If you suspect your child has a hearing loss see an audiologist. Your audiologist will determine the best course of action to help improve your child’s hearing. If amplification is a possible treatment for your child the following are some of the options available to you.
Behind-the-Ear Hearing Aid
This is the most popular style of hearing aids for children because it provides the greatest amount of flexibility for the fitting. This type of hearing aid sits behind your child’s ear and simplified sound is routed to the ear through an ear mold. BTE hearing aids are good for children who are still growing as the ear mould can be changed as they grow without changing the hearing aid itself. This style of hearing aid can provide the amplification necessary for all degrees of hearing loss from mild to profound. BTE hearing aids can be used with a variety of other assistive devices including FM systems, telephone adaptors, television amplifiers and many others. Because the electronics are behind the ear, BTEs are particularly useful for those with chronic ear infections, excess cerumen (ear wax) and those with small ear canals. Behind-the-ear hearing aids and ear moulds come in a variety of colours and designs.
In-the-Ear Hearing Aid
This type of hearing aid fits in the ear canal and the concha (outer portion of the ear). This is a very popular style for adult hearing aid users but there are drawbacks for use with children who are still growing and active. They cannot be used with many assistive listening devices including direct audio input FM systems. Also, your child’s ears are continually growing which results in the need for frequent re-casing and re-shelling of the hearing aids. While this is being done, your child is usually left without amplification for a few days. This style of hearing aid cannot provide adequate amplification for individuals with severe to profound hearing losses.
CROS (Contralateral Routing of Signal)
This hearing system is designed for people with one ear that is unaidable (i.e. insufficient hearing to benefit from traditional hearing amplification). The better ear can have normal hearing (CROS Aid) or have some hearing loss as well (Bi-CROS). A microphone is placed on the poorer ear and the sound from that microphone is routed to a hearing aid on the better ear. This provides sound from the side of the head that has unaidable hearing . While this does not restore full ability to localize sounds in space, it does provide useful sound information that is not otherwise available to the individual.
FM Systems
These are assistive listening devices used to improve the signal-to-noise ratio for the listener and to reduce the effects of poor acoustics. This system is made up of two parts:
- the transmitter which is used by the speaker or placed near or connected to the device to be amplified (eg.TV, computer, stereo); and
- the receiver which is used by the listener.
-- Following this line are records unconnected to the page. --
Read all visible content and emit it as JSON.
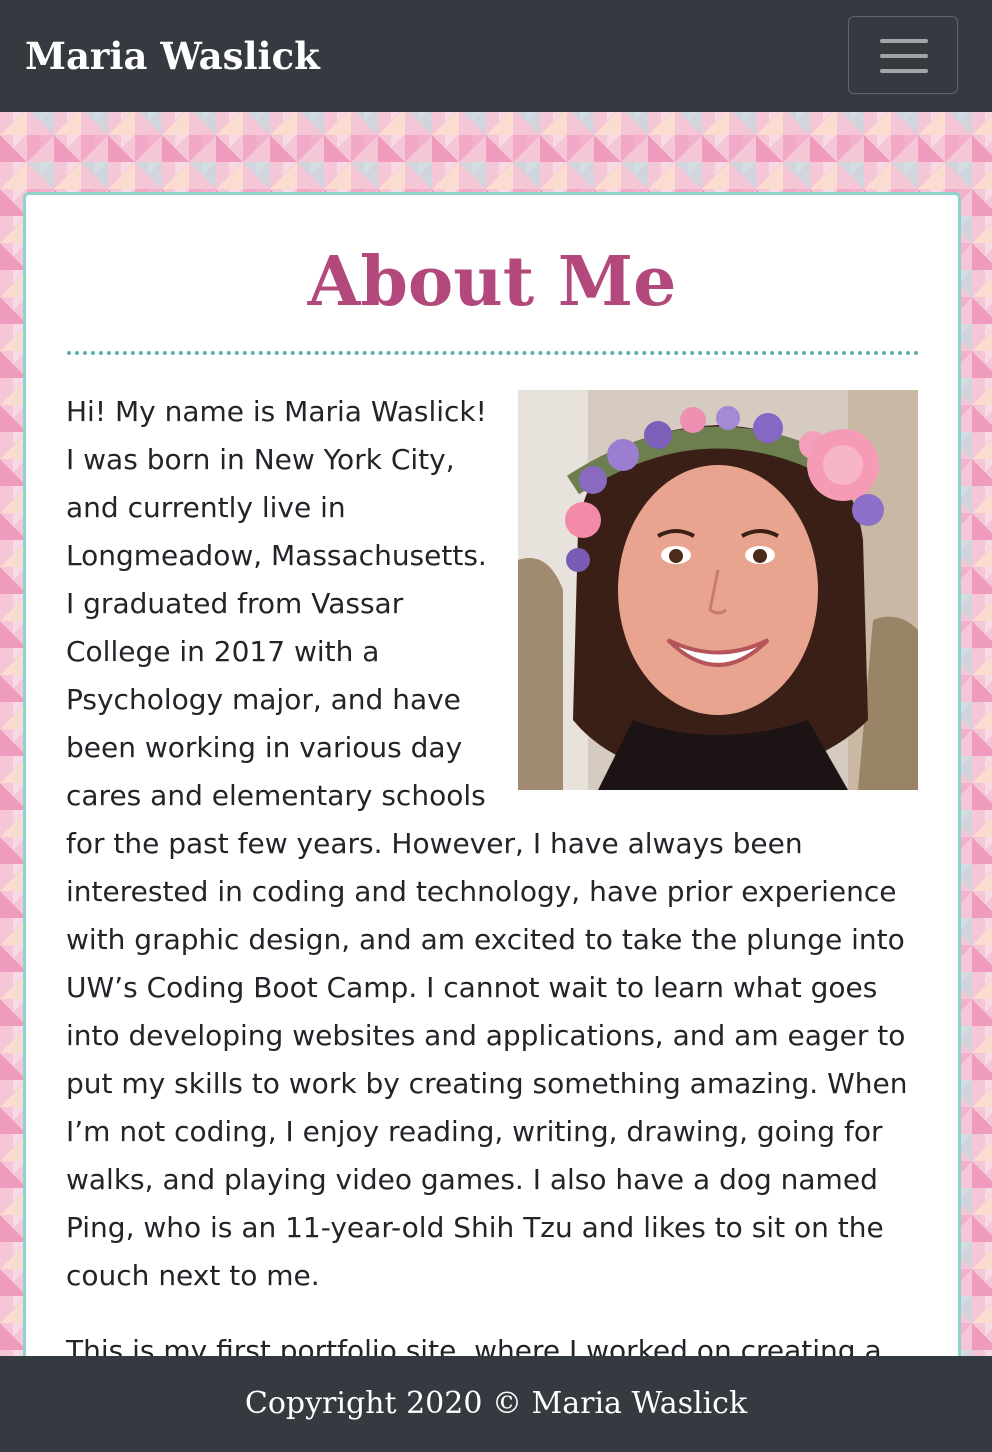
{
  "navbar": {
    "brand": "Maria Waslick",
    "toggler_icon": "hamburger-menu-icon"
  },
  "about": {
    "heading": "About Me",
    "photo_alt": "Maria Waslick",
    "paragraph_1": "Hi! My name is Maria Waslick! I was born in New York City, and currently live in Longmeadow, Massachusetts. I graduated from Vassar College in 2017 with a Psychology major, and have been working in various day cares and elementary schools for the past few years. However, I have always been interested in coding and technology, have prior experience with graphic design, and am excited to take the plunge into UW’s Coding Boot Camp. I cannot wait to learn what goes into developing websites and applications, and am eager to put my skills to work by creating something amazing. When I’m not coding, I enjoy reading, writing, drawing, going for walks, and playing video games. I also have a dog named Ping, who is an 11-year-old Shih Tzu and likes to sit on the couch next to me.",
    "paragraph_2": "This is my first portfolio site, where I worked on creating a"
  },
  "footer": {
    "copyright": "Copyright 2020 © Maria Waslick"
  },
  "colors": {
    "navbar_bg": "#343a40",
    "heading": "#b3487c",
    "card_border": "#8fd3cc",
    "divider": "#5fb3a8"
  }
}
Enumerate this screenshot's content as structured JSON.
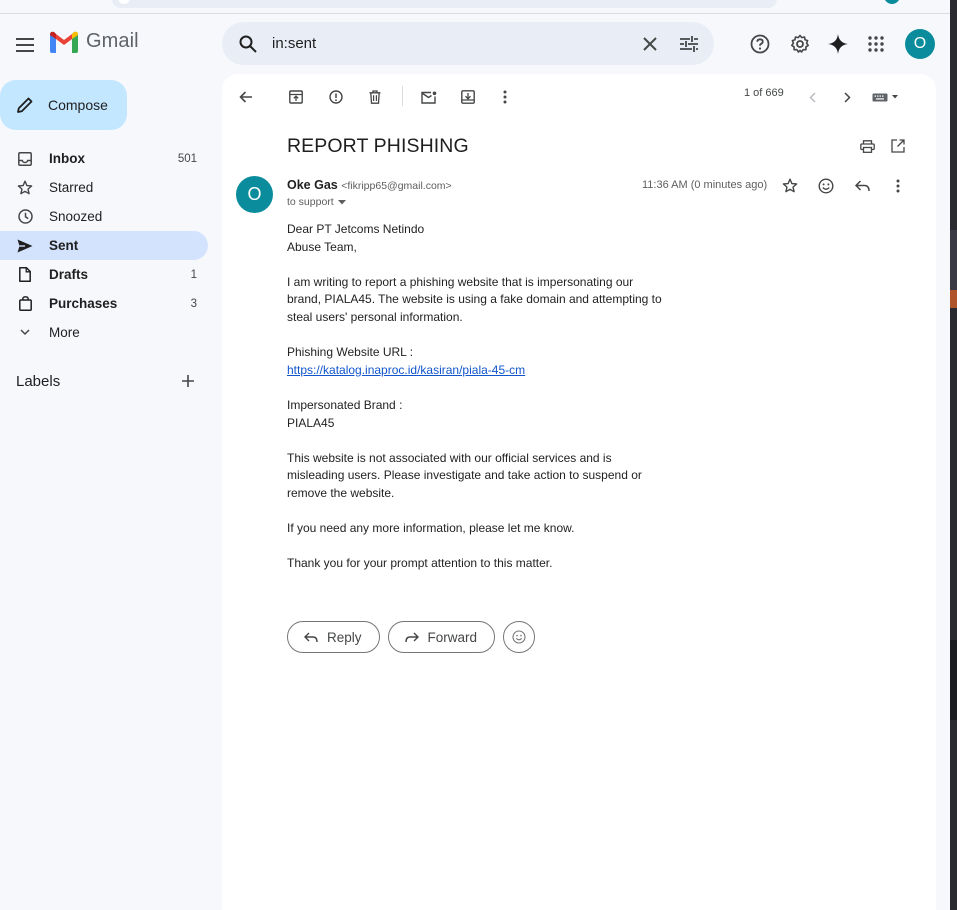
{
  "app": {
    "name": "Gmail"
  },
  "search": {
    "query": "in:sent"
  },
  "account": {
    "initial": "O"
  },
  "compose": {
    "label": "Compose"
  },
  "nav": [
    {
      "label": "Inbox",
      "count": "501",
      "bold": true,
      "icon": "inbox-icon"
    },
    {
      "label": "Starred",
      "count": "",
      "bold": false,
      "icon": "star-icon"
    },
    {
      "label": "Snoozed",
      "count": "",
      "bold": false,
      "icon": "clock-icon"
    },
    {
      "label": "Sent",
      "count": "",
      "bold": false,
      "active": true,
      "icon": "send-icon"
    },
    {
      "label": "Drafts",
      "count": "1",
      "bold": true,
      "icon": "draft-icon"
    },
    {
      "label": "Purchases",
      "count": "3",
      "bold": true,
      "icon": "shopping-bag-icon"
    },
    {
      "label": "More",
      "count": "",
      "bold": false,
      "icon": "chevron-down-icon"
    }
  ],
  "labels": {
    "title": "Labels"
  },
  "toolbar": {
    "pager": "1 of 669"
  },
  "email": {
    "subject": "REPORT PHISHING",
    "sender_initial": "O",
    "sender_name": "Oke Gas",
    "sender_email": "<fikripp65@gmail.com>",
    "to": "to support",
    "timestamp": "11:36 AM (0 minutes ago)",
    "body": {
      "greeting_1": "Dear PT Jetcoms Netindo",
      "greeting_2": "Abuse Team,",
      "p1_1": "I am writing to report a phishing website that is impersonating our",
      "p1_2": "brand, PIALA45. The website is using a fake domain and attempting to",
      "p1_3": "steal users' personal information.",
      "url_label": "Phishing Website URL :",
      "url": "https://katalog.inaproc.id/kasiran/piala-45-cm",
      "brand_label": "Impersonated Brand :",
      "brand": "PIALA45",
      "p3_1": "This website is not associated with our official services and is",
      "p3_2": "misleading users. Please investigate and take action to suspend or",
      "p3_3": "remove the website.",
      "p4": "If you need any more information, please let me know.",
      "p5": "Thank you for your prompt attention to this matter."
    }
  },
  "actions": {
    "reply": "Reply",
    "forward": "Forward"
  },
  "colors": {
    "accent": "#0b8c9c",
    "compose_bg": "#c2e7ff",
    "active_nav": "#d3e3fd",
    "link": "#1155cc"
  }
}
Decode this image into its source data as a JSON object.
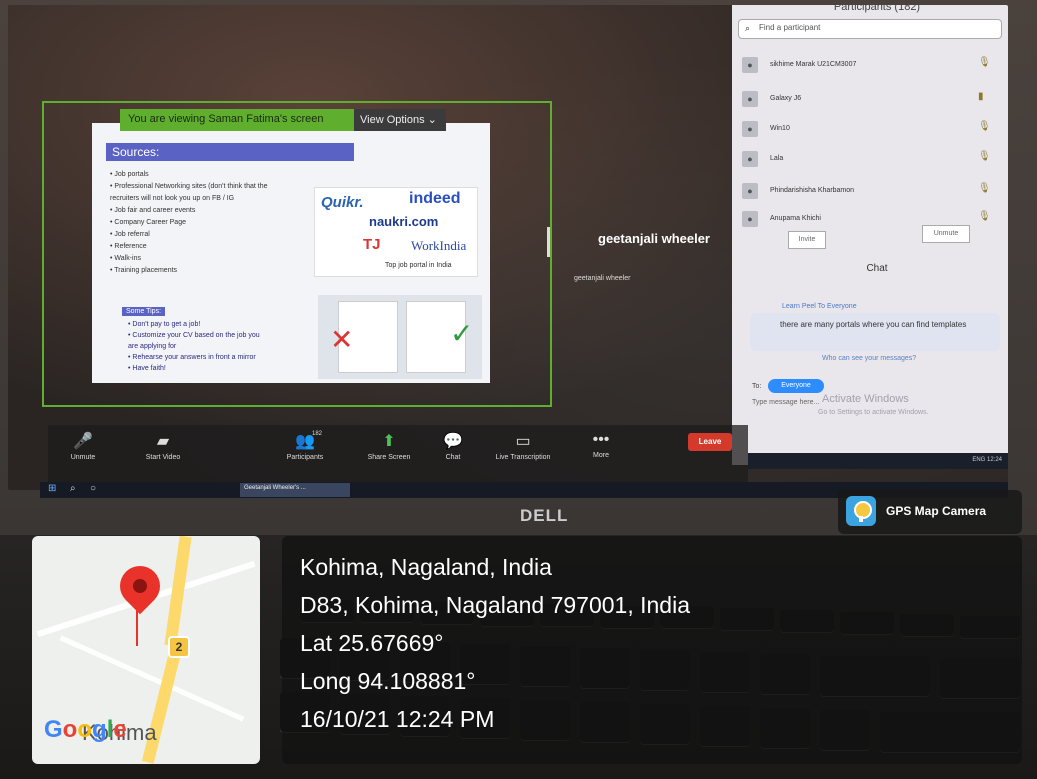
{
  "zoom": {
    "share_banner": "You are viewing Saman Fatima's screen",
    "view_options": "View Options ⌄",
    "speaker_name": "geetanjali wheeler",
    "speaker_small": "geetanjali wheeler",
    "slide": {
      "heading": "Sources:",
      "bullets": [
        "• Job portals",
        "• Professional Networking sites (don't think that the",
        "  recruiters will not look you up on FB / IG",
        "• Job fair and career events",
        "• Company Career Page",
        "• Job referral",
        "• Reference",
        "• Walk-ins",
        "• Training placements"
      ],
      "tips_title": "Some Tips:",
      "tips": [
        "• Don't pay to get a job!",
        "• Customize your CV based on the job you",
        "  are applying for",
        "• Rehearse your answers in front a mirror",
        "• Have faith!"
      ],
      "logos": {
        "quikr": "Quikr.",
        "indeed": "indeed",
        "naukri": "naukri.com",
        "workindia": "WorkIndia",
        "tj": "TJ"
      },
      "logos_caption": "Top job portal in India"
    },
    "participants_panel": {
      "title": "Participants (182)",
      "search_placeholder": "Find a participant",
      "participants": [
        {
          "name": "sikhime Marak U21CM3007"
        },
        {
          "name": "Galaxy J6"
        },
        {
          "name": "Win10"
        },
        {
          "name": "Lala"
        },
        {
          "name": "Phindarishisha Kharbamon"
        },
        {
          "name": "Anupama Khichi"
        }
      ],
      "invite": "Invite",
      "unmute": "Unmute",
      "chat_title": "Chat",
      "chat_sender": "Learn Peel To Everyone",
      "chat_message": "there are many portals where you can find templates",
      "chat_note": "Who can see your messages?",
      "to_label": "To:",
      "to_value": "Everyone",
      "type_placeholder": "Type message here...",
      "activate_title": "Activate Windows",
      "activate_sub": "Go to Settings to activate Windows."
    },
    "toolbar": {
      "unmute": "Unmute",
      "start_video": "Start Video",
      "participants": "Participants",
      "participant_count": "182",
      "share_screen": "Share Screen",
      "chat": "Chat",
      "live_transcription": "Live Transcription",
      "more": "More",
      "leave": "Leave"
    },
    "taskbar_app": "Geetanjali Wheeler's ...",
    "tray_text": "ENG 12:24"
  },
  "laptop_brand": "DELL",
  "gps": {
    "app_name": "GPS Map Camera",
    "route_number": "2",
    "map_town": "Kohima",
    "map_brand": "Google",
    "city": "Kohima, Nagaland, India",
    "address": "D83, Kohima, Nagaland 797001, India",
    "lat": "Lat 25.67669°",
    "long": "Long 94.108881°",
    "datetime": "16/10/21 12:24 PM"
  },
  "colors": {
    "share_green": "#5fae2e",
    "leave_red": "#d43a2c",
    "pin_red": "#e8322a",
    "route_yellow": "#f6c443"
  }
}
A personal FM system helps to bring the speaker’s voice directly to the listener’s ears either through hearing aids or headphones. The listener is able to hear the speaker above the background noise at considerable distances. There are no wires connecting the listener to the speaker which gives mobility to both. These units are sometimes used with infants and young children but are essential to the child with hearing loss in the classroom.
Sound field FM systems provide amplification for the whole classroom through the use of loudspeakers while the teacher wears a transmitter. This system has direct benefits to every child in the classroom but is particularly helpful for:
- children with history of middle ear infection
- children with unilateral hearing loss
- children with minimal hearing loss who do not wear hearing aids
- children with mild-to-moderate hearing loss who do wear hearing aids
- children with normal hearing who have central auditory processing problems or attention difficulties
- children in early primary grades with normal hearing who are in the critical stages of developing academic competencies
These systems provide benefit to teachers as well because there are fewer incidents of vocal fatigue among users.
Cochlear Implant
A device surgically implanted into the cochlea to bypass the sensory organ to activate the hearing nerve directly. It is designed for individuals with severe-profound sensorineural hearing loss who do not benefit from hearing aid amplification. The system consists of a microphone, a cable, transmitter and speech processor which fit behind the ear, and the internal portion of the device (the magnet and receiver/stimulator) which are implanted in the mastoid process (behind the pinna). Once implanted, the device is programmed for the individual child over several months.
The criteria for candidacy for cochlear implants is routinely updated and varies among Canadian cochlear implant centres. Please check with your local cochlear implant professional for the latest criteria.
BAHA (Bone Anchored Hearing Aid)
This device combines a sound processor with a small titanium fixture implanted behind the ear within the skull or held on the skull with a soft headband. The non-surgical option on a headband is suitable for younger children who do not meet the age criteria for the surgical option. The system allows sound to be conducted through the bone rather than via the middle ear – a process known as direct bone conduction. Children with chronic ear infections, and malformed outer ears are candidates for this type of device.